A l’I.n.a.m.i., Nathalie De Rudder, attachée à la direction, nous explique que les décisions dans les dossiers de voiturettes électroniques ne sont pas du ressort de son administration : celles-ci sont prises au niveau des mutualités. « Un appel est possible devant le tribunal du travail », nous précise-t-elle. Malheureusement, personne n’a informé Suzette de son droit de recours… Et quand nous lui en parlons, elle s’interroge : « Comment fait-on pour aller au tribunal du travail ? Il faut payer un avocat ? Combien cela coûtera encore ? ».
Questions légitimes. Et ce d’autant plus que le cas de cette dame semble parfaitement correspondre à ce qui est décrit dans la loi, soit plus particulièrement l’article 28, § 8, de la nomenclature relative au remboursement des aides à la mobilité. Dans ce texte qui est en vigueur depuis septembre 2007, le législateur précise en ce qui concerne les « voiturettes pour l’extérieur (sous groupe 3 – 520133 – 520144) » qu’elles sont destinées aux personnes « qui ne peuvent se déplacer à l’aide d’une voiturette manuelle. (…) L’utilisation de la voiturette électronique pour l’extérieur doit aider l’utilisateur, quelle que soit sa limitation d’activité, à être le plus autonome et actif possible sur le plan, entre autres, de l’entretien personnel, des travaux ménagers et de la participation à la vie sociale. (…) L’utilisateur ne dispose pas au niveau des membres supérieurs, de la force, de la coordination et/ou de l’endurance nécessaire pour propulser et conduire de manière autonome une voiturette manuelle. La conduite d’une voiturette électronique est en revanche possible. L’utilisateur dispose de facultés intellectuelles et cognitives suffisantes ainsi que d’assez d’endurance pour utiliser la voiturette d’une façon sûre et judicieuse à l’extérieur dans la circulation. (…) »
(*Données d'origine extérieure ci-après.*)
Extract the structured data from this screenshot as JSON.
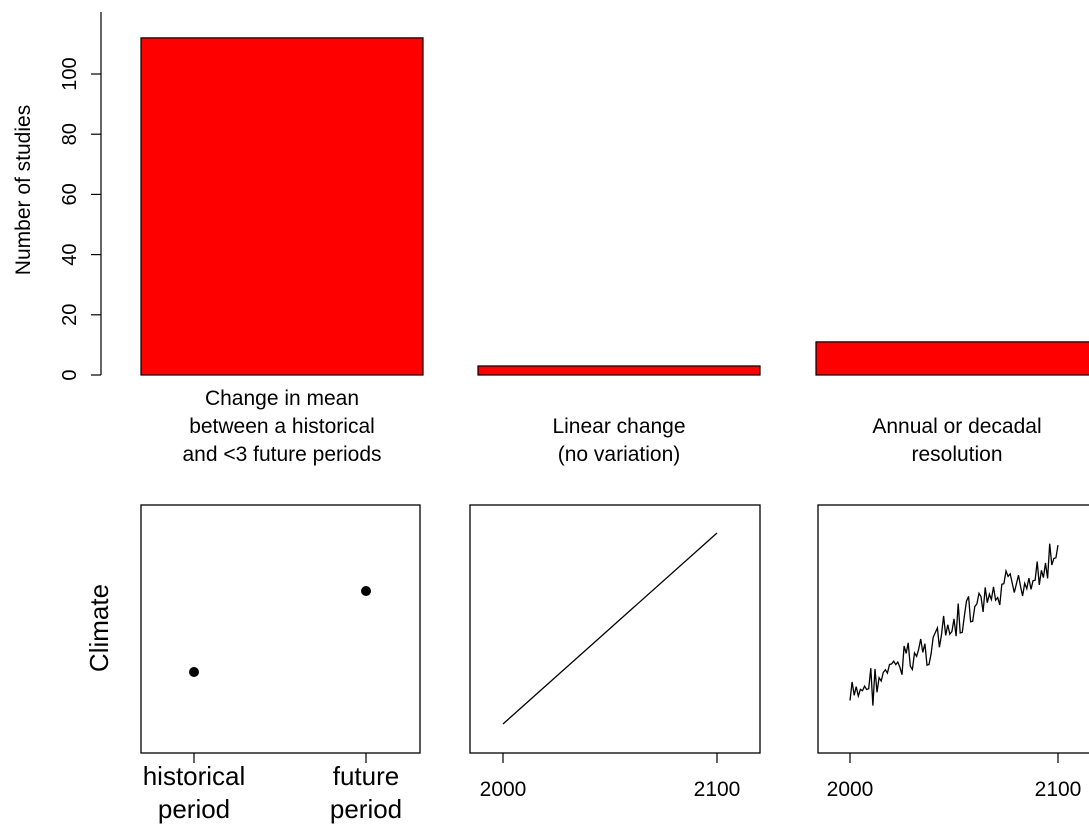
{
  "chart_data": [
    {
      "type": "bar",
      "ylabel": "Number of studies",
      "ylim": [
        0,
        110
      ],
      "yticks": [
        0,
        20,
        40,
        60,
        80,
        100
      ],
      "grid": false,
      "bar_color": "#ff0000",
      "categories": [
        [
          "Change in mean",
          "between a historical",
          "and <3 future periods"
        ],
        [
          "Linear change",
          "(no variation)"
        ],
        [
          "Annual or decadal",
          "resolution"
        ]
      ],
      "values": [
        112,
        3,
        11
      ]
    },
    {
      "type": "scatter",
      "ylabel": "Climate",
      "xticks": [
        [
          "historical",
          "period"
        ],
        [
          "future",
          "period"
        ]
      ],
      "points": [
        {
          "x": 0,
          "y": 0.3
        },
        {
          "x": 1,
          "y": 0.6
        }
      ]
    },
    {
      "type": "line",
      "xticks": [
        "2000",
        "2100"
      ],
      "x": [
        2000,
        2100
      ],
      "y": [
        0.1,
        0.9
      ]
    },
    {
      "type": "line",
      "xticks": [
        "2000",
        "2100"
      ],
      "x_range": [
        2000,
        2100
      ],
      "trend_start": 0.25,
      "trend_end": 0.85
    }
  ]
}
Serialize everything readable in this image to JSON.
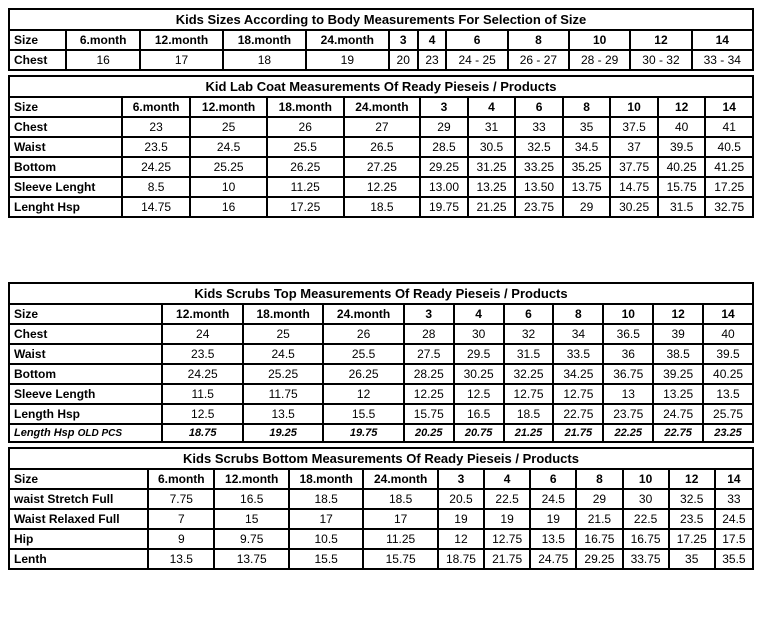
{
  "table1": {
    "title": "Kids Sizes According to Body Measurements For Selection of Size",
    "columns": [
      "Size",
      "6.month",
      "12.month",
      "18.month",
      "24.month",
      "3",
      "4",
      "6",
      "8",
      "10",
      "12",
      "14"
    ],
    "rows": [
      {
        "label": "Chest",
        "values": [
          "16",
          "17",
          "18",
          "19",
          "20",
          "23",
          "24 - 25",
          "26 - 27",
          "28 - 29",
          "30 - 32",
          "33 - 34"
        ]
      }
    ]
  },
  "table2": {
    "title": "Kid Lab Coat  Measurements Of Ready Pieseis / Products",
    "columns": [
      "Size",
      "6.month",
      "12.month",
      "18.month",
      "24.month",
      "3",
      "4",
      "6",
      "8",
      "10",
      "12",
      "14"
    ],
    "rows": [
      {
        "label": "Chest",
        "values": [
          "23",
          "25",
          "26",
          "27",
          "29",
          "31",
          "33",
          "35",
          "37.5",
          "40",
          "41"
        ]
      },
      {
        "label": "Waist",
        "values": [
          "23.5",
          "24.5",
          "25.5",
          "26.5",
          "28.5",
          "30.5",
          "32.5",
          "34.5",
          "37",
          "39.5",
          "40.5"
        ]
      },
      {
        "label": "Bottom",
        "values": [
          "24.25",
          "25.25",
          "26.25",
          "27.25",
          "29.25",
          "31.25",
          "33.25",
          "35.25",
          "37.75",
          "40.25",
          "41.25"
        ]
      },
      {
        "label": "Sleeve Lenght",
        "values": [
          "8.5",
          "10",
          "11.25",
          "12.25",
          "13.00",
          "13.25",
          "13.50",
          "13.75",
          "14.75",
          "15.75",
          "17.25"
        ]
      },
      {
        "label": "Lenght Hsp",
        "values": [
          "14.75",
          "16",
          "17.25",
          "18.5",
          "19.75",
          "21.25",
          "23.75",
          "29",
          "30.25",
          "31.5",
          "32.75"
        ]
      }
    ]
  },
  "table3": {
    "title": "Kids Scrubs Top  Measurements Of Ready Pieseis / Products",
    "columns": [
      "Size",
      "12.month",
      "18.month",
      "24.month",
      "3",
      "4",
      "6",
      "8",
      "10",
      "12",
      "14"
    ],
    "rows": [
      {
        "label": "Chest",
        "values": [
          "24",
          "25",
          "26",
          "28",
          "30",
          "32",
          "34",
          "36.5",
          "39",
          "40"
        ]
      },
      {
        "label": "Waist",
        "values": [
          "23.5",
          "24.5",
          "25.5",
          "27.5",
          "29.5",
          "31.5",
          "33.5",
          "36",
          "38.5",
          "39.5"
        ]
      },
      {
        "label": "Bottom",
        "values": [
          "24.25",
          "25.25",
          "26.25",
          "28.25",
          "30.25",
          "32.25",
          "34.25",
          "36.75",
          "39.25",
          "40.25"
        ]
      },
      {
        "label": "Sleeve Length",
        "values": [
          "11.5",
          "11.75",
          "12",
          "12.25",
          "12.5",
          "12.75",
          "12.75",
          "13",
          "13.25",
          "13.5"
        ]
      },
      {
        "label": "Length Hsp",
        "values": [
          "12.5",
          "13.5",
          "15.5",
          "15.75",
          "16.5",
          "18.5",
          "22.75",
          "23.75",
          "24.75",
          "25.75"
        ]
      }
    ],
    "oldpcs": {
      "label": "Length Hsp",
      "sublabel": "OLD PCS",
      "values": [
        "18.75",
        "19.25",
        "19.75",
        "20.25",
        "20.75",
        "21.25",
        "21.75",
        "22.25",
        "22.75",
        "23.25"
      ]
    }
  },
  "table4": {
    "title": "Kids Scrubs Bottom  Measurements Of Ready Pieseis / Products",
    "columns": [
      "Size",
      "6.month",
      "12.month",
      "18.month",
      "24.month",
      "3",
      "4",
      "6",
      "8",
      "10",
      "12",
      "14"
    ],
    "rows": [
      {
        "label": "waist Stretch Full",
        "values": [
          "7.75",
          "16.5",
          "18.5",
          "18.5",
          "20.5",
          "22.5",
          "24.5",
          "29",
          "30",
          "32.5",
          "33"
        ]
      },
      {
        "label": "Waist Relaxed Full",
        "values": [
          "7",
          "15",
          "17",
          "17",
          "19",
          "19",
          "19",
          "21.5",
          "22.5",
          "23.5",
          "24.5"
        ]
      },
      {
        "label": "Hip",
        "values": [
          "9",
          "9.75",
          "10.5",
          "11.25",
          "12",
          "12.75",
          "13.5",
          "16.75",
          "16.75",
          "17.25",
          "17.5"
        ]
      },
      {
        "label": "Lenth",
        "values": [
          "13.5",
          "13.75",
          "15.5",
          "15.75",
          "18.75",
          "21.75",
          "24.75",
          "29.25",
          "33.75",
          "35",
          "35.5"
        ]
      }
    ]
  }
}
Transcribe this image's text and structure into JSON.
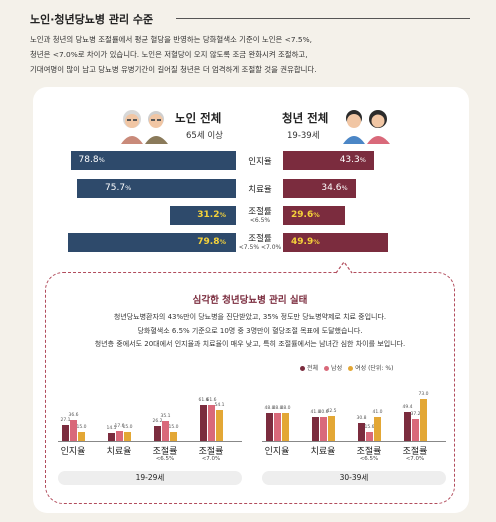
{
  "header": {
    "title": "노인·청년당뇨병 관리 수준",
    "desc_lines": [
      "노인과 청년의 당뇨병 조절률에서 평균 혈당을 반영하는 당화혈색소 기준이 노인은 <7.5%,",
      "청년은 <7.0%로 차이가 있습니다. 노인은 저혈당이 오지 않도록 조금 완화시켜 조절하고,",
      "기대여명이 많이 남고 당뇨병 유병기간이 길어질 청년은 더 엄격하게 조절할 것을 권유합니다."
    ]
  },
  "groups": {
    "senior": {
      "title": "노인 전체",
      "subtitle": "65세 이상"
    },
    "youth": {
      "title": "청년 전체",
      "subtitle": "19-39세"
    }
  },
  "chart_data": [
    {
      "type": "bar",
      "categories": [
        "인지율",
        "치료율",
        "조절률 <6.5%",
        "조절률 <7.5% <7.0%"
      ],
      "series": [
        {
          "name": "노인 전체",
          "values": [
            78.8,
            75.7,
            31.2,
            79.8
          ]
        },
        {
          "name": "청년 전체",
          "values": [
            43.3,
            34.6,
            29.6,
            49.9
          ]
        }
      ],
      "unit": "%"
    },
    {
      "type": "bar",
      "title": "19-29세",
      "categories": [
        "인지율",
        "치료율",
        "조절률 <6.5%",
        "조절률 <7.0%"
      ],
      "series": [
        {
          "name": "전체",
          "values": [
            27.1,
            14.5,
            26.2,
            61.6
          ]
        },
        {
          "name": "남성",
          "values": [
            36.6,
            17.6,
            35.1,
            61.6
          ]
        },
        {
          "name": "여성",
          "values": [
            15.0,
            15.0,
            15.0,
            54.1
          ]
        }
      ],
      "ylim": [
        0,
        80
      ]
    },
    {
      "type": "bar",
      "title": "30-39세",
      "categories": [
        "인지율",
        "치료율",
        "조절률 <6.5%",
        "조절률 <7.0%"
      ],
      "series": [
        {
          "name": "전체",
          "values": [
            48.0,
            41.0,
            30.8,
            49.4
          ]
        },
        {
          "name": "남성",
          "values": [
            48.0,
            40.6,
            15.6,
            37.2
          ]
        },
        {
          "name": "여성",
          "values": [
            48.0,
            42.5,
            41.0,
            73.0
          ]
        }
      ],
      "ylim": [
        0,
        80
      ]
    }
  ],
  "main_labels": {
    "awareness": "인지율",
    "treatment": "치료율",
    "control": "조절률",
    "control_sub_1": "<6.5%",
    "control_sub_2": "<7.5%  <7.0%",
    "values_senior": [
      "78.8",
      "75.7",
      "31.2",
      "79.8"
    ],
    "values_youth": [
      "43.3",
      "34.6",
      "29.6",
      "49.9"
    ],
    "pct": "%"
  },
  "detail": {
    "title": "심각한 청년당뇨병 관리 실태",
    "lines": [
      "청년당뇨병환자의 43%만이 당뇨병을 진단받았고, 35% 정도만 당뇨병약제로 치료 중입니다.",
      "당화혈색소 6.5% 기준으로 10명 중 3명만이 혈당조절 목표에 도달했습니다.",
      "청년층 중에서도 20대에서 인지율과 치료율이 매우 낮고, 특히 조절률에서는 남녀간 심한 차이를 보입니다."
    ],
    "legend": {
      "total": "전체",
      "male": "남성",
      "female": "여성",
      "unit": "(단위: %)"
    },
    "age_labels": [
      "19-29세",
      "30-39세"
    ],
    "cats": [
      "인지율",
      "치료율",
      "조절률",
      "조절률"
    ],
    "cat_subs": [
      "",
      "",
      "<6.5%",
      "<7.0%"
    ]
  },
  "colors": {
    "blue": "#2e4a6b",
    "red": "#7b2c3e",
    "pink": "#d9697a",
    "gold": "#e3a735",
    "yellow_text": "#f5d23a"
  }
}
La réaction de Suzette est pleine de bon sens lorsque nous lui donnons connaissance de cet « article 28 » : « La loi semble me donner raison. N’est-ce pas normal puisque ce que je demande est juste ? ». Contacté par Paris Match, le président des Mutualités socialistes du Centre ne dit… pas autre chose que Suzette : « J’ai rencontré cette dame », dit Patrick Moriau. « Quand on sait ce qu’elle a déjà enduré et qu’on voit comment elle vit, il semble évident que la solution de bon sens serait de lui donner sa chaise motorisée. Mais en tant que mutuelle, nous sommes tenus de respecter l’avis du médecin-conseil. Ce dernier est une personne indépendante sur laquelle il ne peut être question de faire pression. Il a certainement respecté la nomenclature, même si celle-ci, dans des cas comme celui-ci, est inadaptée et rétrograde. »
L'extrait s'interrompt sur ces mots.